Nowadays, the OSI model doesn't have live applications as TCP/IP does, but it is the starting point of every networking model because of its benefits. TCP/IP looks simpler because it has fewer layers than the OSI model. However, communication using TCP/IP matches all the layers in the OSI model. A packet originating from host X will get to host Y by traversing routers A, B, and C. Let's say, for example, that host X is a web server replying to a request originally initiated from host Y. The HTTPD server (X Layer 7) responds to the request by sending a HTML-formatted page (X Layer 6) to host Y. The server has many requests that it answers at that moment; so the operating system will send the data (the web page) on a session initiated when host Y made the request (X Layer 5). The data is then encapsulated in a TCP segment (X Layer 4). The TCP segment is then encapsulated in an IP packet with the source IP of host X and destination IP of host Y (X Layer 3). Host X looks for host Y in its routing table and doesn't find it; so host X should forward the IP packet to router A, which has an interface on the same subnet with the IP address of an Ethernet card on host X. The IP packet is sent to the Ethernet interface and converted to Ethernet frames (X Layer 2), which are then converted to electric currents and sent through the RJ45 socket of the Ethernet card (X Layer 1).
Router A receives some currents on the cable entering one of its Ethernet interfaces (A Layer 1) and converts these currents to Ethernet frames (A Layer 2). Ethernet frames are then converted to IP packets. The router looks at the destination IP address in the IP packet, and sees that it matches none of its IP addresses; so it knows that it should find a path to host Y. Looking at its routing table, it finds that the best path is advertised by router B and decides to send the IP packet to it (A Layer 3). If router A is connected to router B through a modem, it will convert the IP packet into PPP frames (A Layer 2), and the modem will convert the PPP frames into sounds (A Layer 1). Routers B and C will do the same thing as router A, except that router C will find host Y directly connected to one of its interfaces (Y has an IP address in the same subnet as one if C's IP addresses), and so it will send the packet directly to Y. Host Y receives some currents on the cable connected to its Ethernet interface (Y Layer 1), which it will convert to Ethernet frames (Y Layer 2) and then to IP packets (Y Layer 3). It will then look for the destination host in the IP packet that matches one of its IP addresses.

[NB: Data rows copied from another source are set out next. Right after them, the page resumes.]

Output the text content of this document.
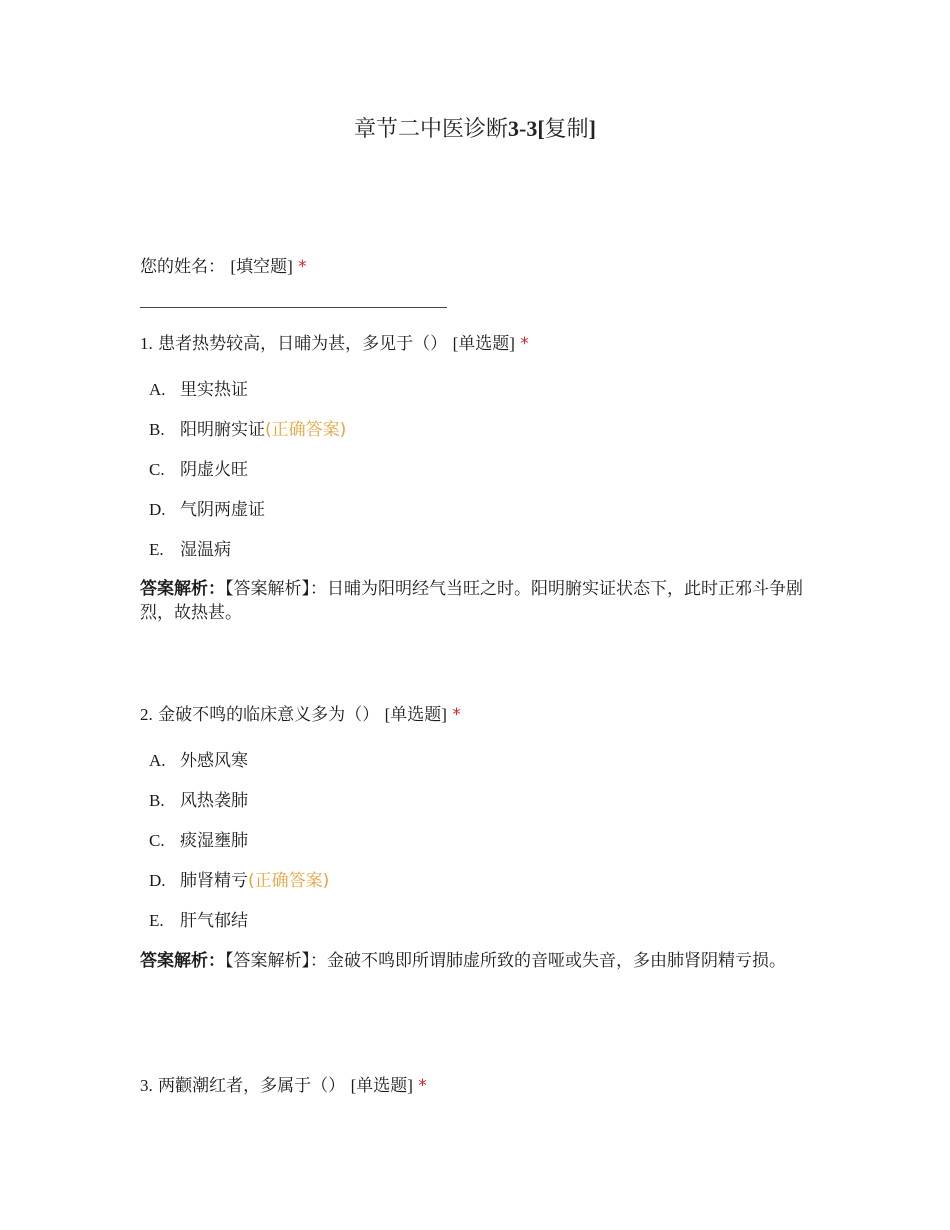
章节二中医诊断3-3[复制]
您的姓名： [填空题] *
1. 患者热势较高，日晡为甚，多见于（） [单选题] *
A. 里实热证
B. 阳明腑实证(正确答案)
C. 阴虚火旺
D. 气阴两虚证
E. 湿温病
答案解析：【答案解析】：日晡为阳明经气当旺之时。阳明腑实证状态下，此时正邪斗争剧烈，故热甚。
2. 金破不鸣的临床意义多为（） [单选题] *
A. 外感风寒
B. 风热袭肺
C. 痰湿壅肺
D. 肺肾精亏(正确答案)
E. 肝气郁结
答案解析：【答案解析】：金破不鸣即所谓肺虚所致的音哑或失音，多由肺肾阴精亏损。
3. 两颧潮红者，多属于（） [单选题] *
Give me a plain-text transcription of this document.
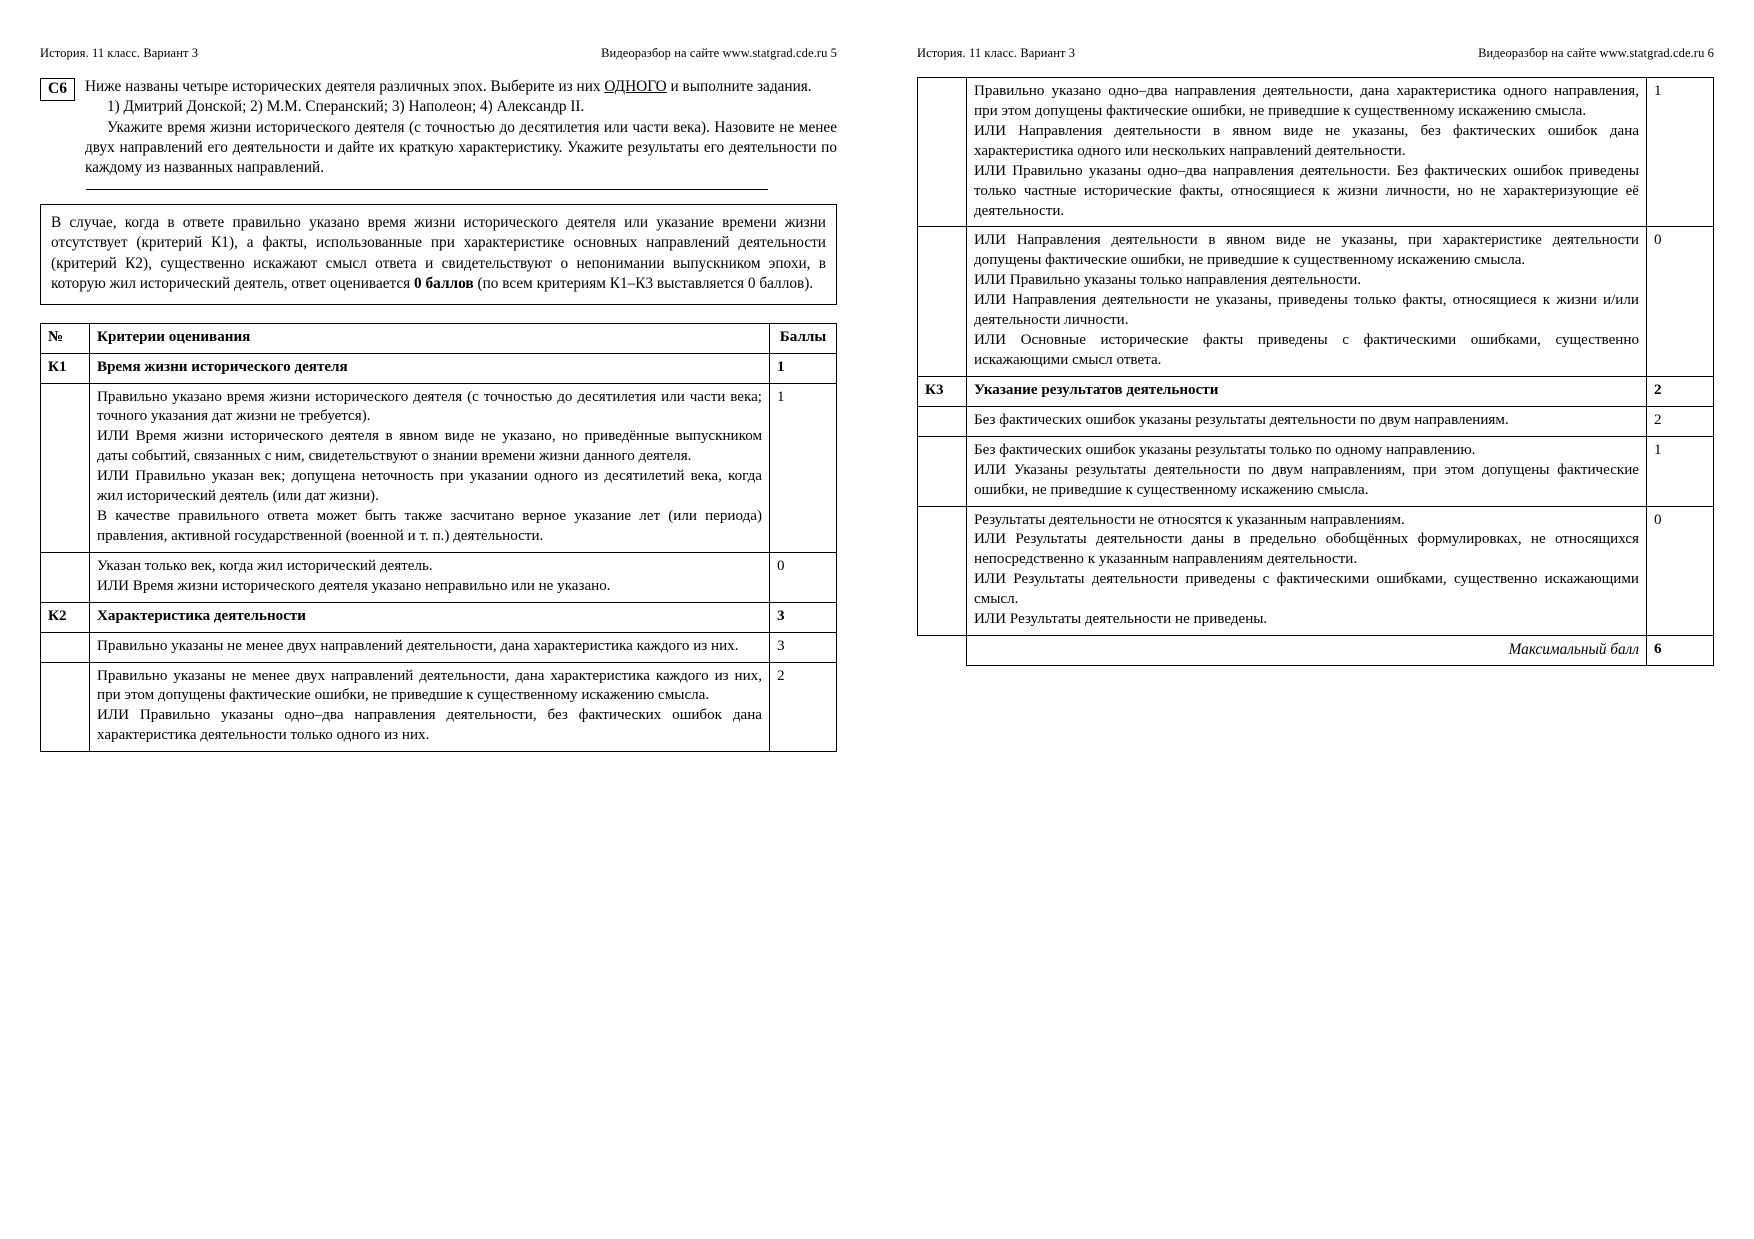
История. 11 класс. Вариант 3	Видеоразбор на сайте www.statgrad.cde.ru 5
С6	Ниже названы четыре исторических деятеля различных эпох. Выберите из них ОДНОГО и выполните задания.

1) Дмитрий Донской; 2) М.М. Сперанский; 3) Наполеон; 4) Александр II.

Укажите время жизни исторического деятеля (с точностью до десятилетия или части века). Назовите не менее двух направлений его деятельности и дайте их краткую характеристику. Укажите результаты его деятельности по каждому из названных направлений.

В случае, когда в ответе правильно указано время жизни исторического деятеля или указание времени жизни отсутствует (критерий К1), а факты, использованные при характеристике основных направлений деятельности (критерий К2), существенно искажают смысл ответа и свидетельствуют о непонимании выпускником эпохи, в которую жил исторический деятель, ответ оценивается 0 баллов (по всем критериям К1–К3 выставляется 0 баллов).
№	Критерии оценивания	Баллы
К1	Время жизни исторического деятеля	1

	Правильно указано время жизни исторического деятеля (с точностью до десятилетия или части века; точного указания дат жизни не требуется).

ИЛИ Время жизни исторического деятеля в явном виде не указано, но приведённые выпускником даты событий, связанных с ним, свидетельствуют о знании времени жизни данного деятеля.

ИЛИ Правильно указан век; допущена неточность при указании одного из десятилетий века, когда жил исторический деятель (или дат жизни).

В качестве правильного ответа может быть также засчитано верное указание лет (или периода) правления, активной государственной (военной и т. п.) деятельности.	1

	Указан только век, когда жил исторический деятель.

ИЛИ Время жизни исторического деятеля указано неправильно или не указано.	0
К2	Характеристика деятельности	3

	Правильно указаны не менее двух направлений деятельности, дана характеристика каждого из них.	3

	Правильно указаны не менее двух направлений деятельности, дана характеристика каждого из них, при этом допущены фактические ошибки, не приведшие к существенному искажению смысла.

ИЛИ Правильно указаны одно–два направления деятельности, без фактических ошибок дана характеристика деятельности только одного из них.	2
История. 11 класс. Вариант 3	Видеоразбор на сайте www.statgrad.cde.ru 6

	Правильно указано одно–два направления деятельности, дана характеристика одного направления, при этом допущены фактические ошибки, не приведшие к существенному искажению смысла.

ИЛИ Направления деятельности в явном виде не указаны, без фактических ошибок дана характеристика одного или нескольких направлений деятельности.

ИЛИ Правильно указаны одно–два направления деятельности. Без фактических ошибок приведены только частные исторические факты, относящиеся к жизни личности, но не характеризующие её деятельности.	1

	ИЛИ Направления деятельности в явном виде не указаны, при характеристике деятельности допущены фактические ошибки, не приведшие к существенному искажению смысла.

ИЛИ Правильно указаны только направления деятельности.

ИЛИ Направления деятельности не указаны, приведены только факты, относящиеся к жизни и/или деятельности личности.

ИЛИ Основные исторические факты приведены с фактическими ошибками, существенно искажающими смысл ответа.	0
К3	Указание результатов деятельности	2

	Без фактических ошибок указаны результаты деятельности по двум направлениям.	2

	Без фактических ошибок указаны результаты только по одному направлению.

ИЛИ Указаны результаты деятельности по двум направлениям, при этом допущены фактические ошибки, не приведшие к существенному искажению смысла.	1

	Результаты деятельности не относятся к указанным направлениям.

ИЛИ Результаты деятельности даны в предельно обобщённых формулировках, не относящихся непосредственно к указанным направлениям деятельности.

ИЛИ Результаты деятельности приведены с фактическими ошибками, существенно искажающими смысл.

ИЛИ Результаты деятельности не приведены.	0
	Максимальный балл	6
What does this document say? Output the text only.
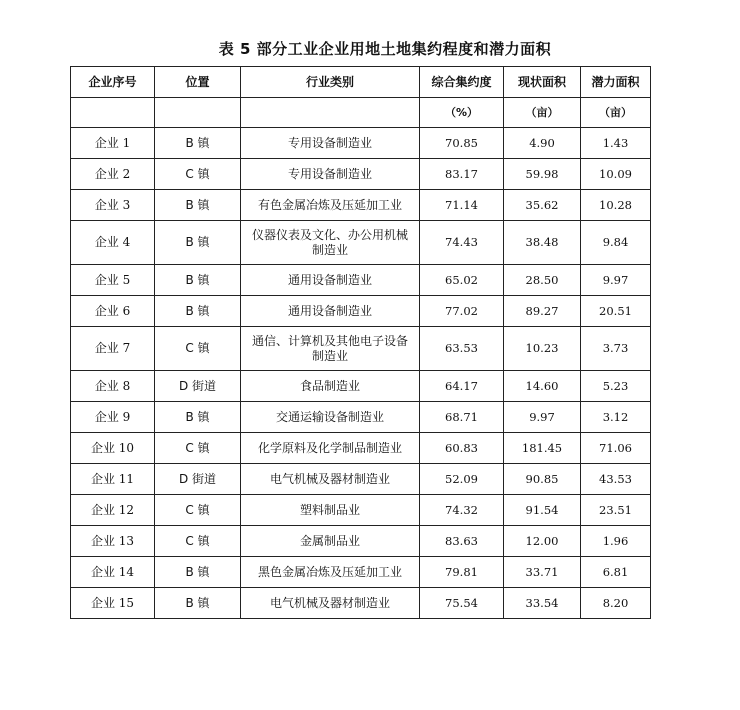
表 5 部分工业企业用地土地集约程度和潜力面积
企业序号	位置	行业类别	综合集约度	现状面积	潜力面积
			（%）	（亩）	（亩）
企业 1	B 镇	专用设备制造业	70.85	4.90	1.43
企业 2	C 镇	专用设备制造业	83.17	59.98	10.09
企业 3	B 镇	有色金属冶炼及压延加工业	71.14	35.62	10.28
企业 4	B 镇	仪器仪表及文化、办公用机械制造业	74.43	38.48	9.84
企业 5	B 镇	通用设备制造业	65.02	28.50	9.97
企业 6	B 镇	通用设备制造业	77.02	89.27	20.51
企业 7	C 镇	通信、计算机及其他电子设备制造业	63.53	10.23	3.73
企业 8	D 街道	食品制造业	64.17	14.60	5.23
企业 9	B 镇	交通运输设备制造业	68.71	9.97	3.12
企业 10	C 镇	化学原料及化学制品制造业	60.83	181.45	71.06
企业 11	D 街道	电气机械及器材制造业	52.09	90.85	43.53
企业 12	C 镇	塑料制品业	74.32	91.54	23.51
企业 13	C 镇	金属制品业	83.63	12.00	1.96
企业 14	B 镇	黑色金属冶炼及压延加工业	79.81	33.71	6.81
企业 15	B 镇	电气机械及器材制造业	75.54	33.54	8.20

The contents of the IP packet are then taken by the TCP protocol (Y Layer 4), which puts the received segments together. The operating system of host Y will handle the data received from TCP to send it on the session that requested this data (Y Layer 5). For example, if host Y has three web browsers opened, the operating system will give the data from TCP to the browser that requested it. The data received is HTML formatted (Y Layer 6); so it will be read by the web browser using the HTML standard. Finally, after all data is received, the web browser will display to the user the web page received (Y Layer 7).